L. Request for Information on Cotton and Sugarcane

    The Departments requested information on whether there was forced 
or indentured child labor in the production of cotton and sugarcane in 
Pakistan. No comments were received and existing information is 
insufficient; therefore, the Departments have not included these 
products on the final list.

III. Final List of Products

    The three Departments have determined that it would be appropriate 
to publish a final list of products that comprises the products on the 
preliminary list. No comments objected to the inclusion of these 
products.
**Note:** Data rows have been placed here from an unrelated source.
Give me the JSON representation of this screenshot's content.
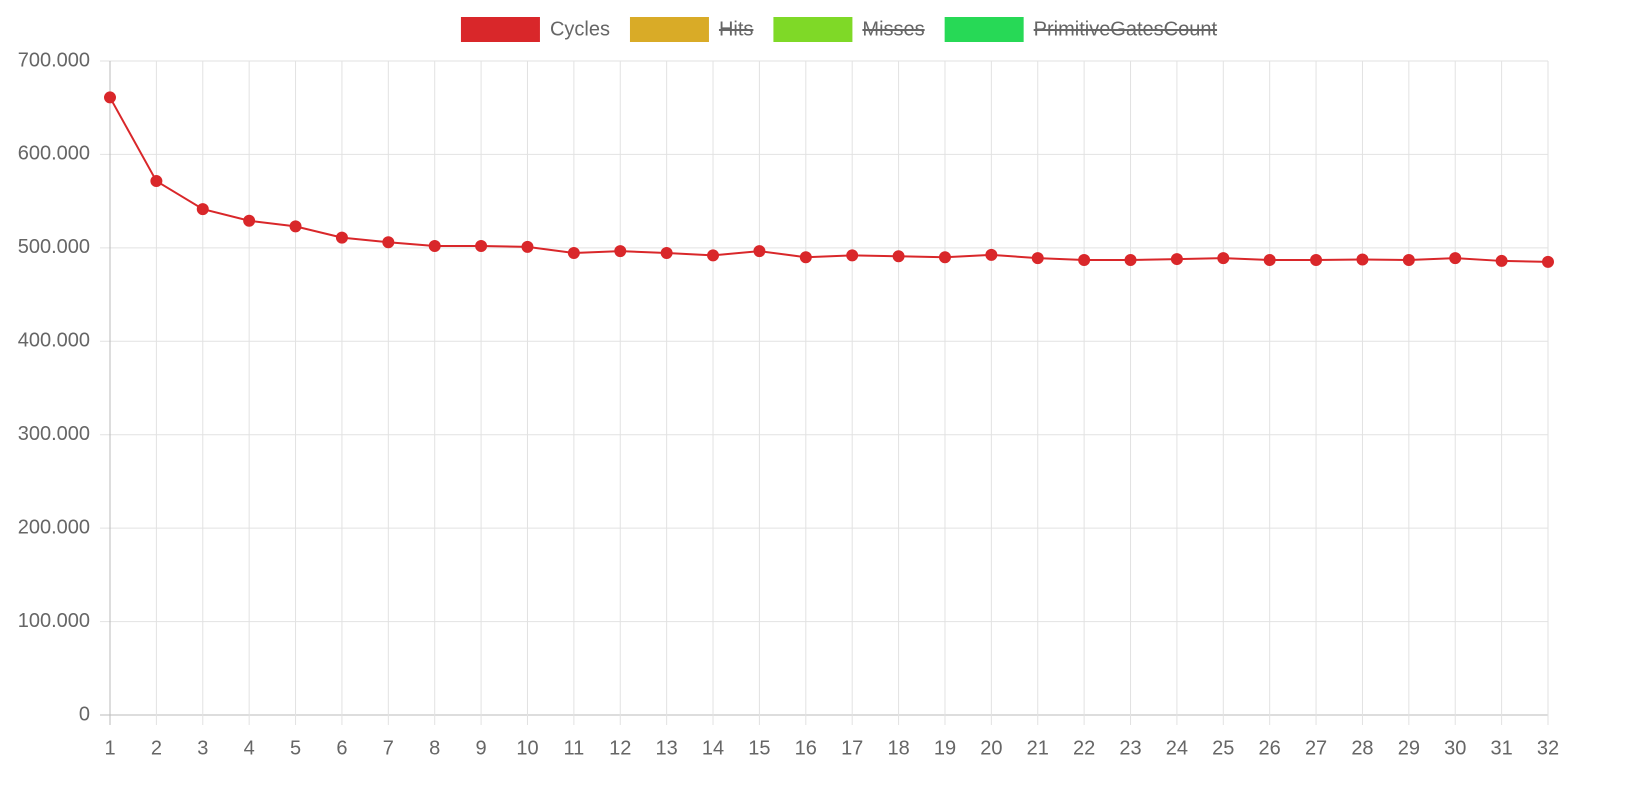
{
  "chart_data": {
    "type": "line",
    "categories": [
      "1",
      "2",
      "3",
      "4",
      "5",
      "6",
      "7",
      "8",
      "9",
      "10",
      "11",
      "12",
      "13",
      "14",
      "15",
      "16",
      "17",
      "18",
      "19",
      "20",
      "21",
      "22",
      "23",
      "24",
      "25",
      "26",
      "27",
      "28",
      "29",
      "30",
      "31",
      "32"
    ],
    "series": [
      {
        "name": "Cycles",
        "color": "#d9272a",
        "values": [
          661000,
          571500,
          541500,
          529000,
          523000,
          511000,
          506000,
          502000,
          502000,
          501000,
          494500,
          496500,
          494500,
          492000,
          496500,
          490000,
          492000,
          491000,
          490000,
          492500,
          489000,
          487000,
          487000,
          488000,
          489000,
          487000,
          487000,
          487500,
          487000,
          489000,
          486000,
          485000
        ]
      },
      {
        "name": "Hits",
        "color": "#d9ab27",
        "hidden": true
      },
      {
        "name": "Misses",
        "color": "#7fd927",
        "hidden": true
      },
      {
        "name": "PrimitiveGatesCount",
        "color": "#27d956",
        "hidden": true
      }
    ],
    "ylim": [
      0,
      700000
    ],
    "yticks": [
      0,
      {
        "value": 100000,
        "label": "100.000"
      },
      {
        "value": 200000,
        "label": "200.000"
      },
      {
        "value": 300000,
        "label": "300.000"
      },
      {
        "value": 400000,
        "label": "400.000"
      },
      {
        "value": 500000,
        "label": "500.000"
      },
      {
        "value": 600000,
        "label": "600.000"
      },
      {
        "value": 700000,
        "label": "700.000"
      }
    ],
    "grid": true,
    "legend": "top"
  }
}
The basis for including those products on the list is set 
forth in detail in the Department of Labor's September 6, 2000 notice 
in the Federal Register (65 FR 54108-54112). The final list of products 
appears below. In addition, in today's issue of the Federal Register, 
the Department of Labor is publishing procedural guidelines for 
updating the final list in the future.
    Based on recent, credible, and appropriately corroborated 
information from various sources, the Department of Labor, the 
Department of State, and the Department of the Treasury have concluded 
that there is a reasonable basis to believe that the following 
products, identified by their country of origin, might have been mined, 
produced, or manufactured by forced or indentured child labor:

Bamboo(Burma)
Beans (including yellow, soya, and green beans) (Burma)
Bricks (hand-made) (Burma, Pakistan)
Chilies (Burma)
Corn (Burma)
Pineapples (Burma)
Rice (Burma)
Rubber (Burma)
Shrimp (aquaculture)(Burma)
Sugarcane (Burma)
Teak (Burma)

    Signed at Washington, D.C., this 5th day of January, 2001.
Andrew J. Samet,
Deputy Under Secretary for International Affairs.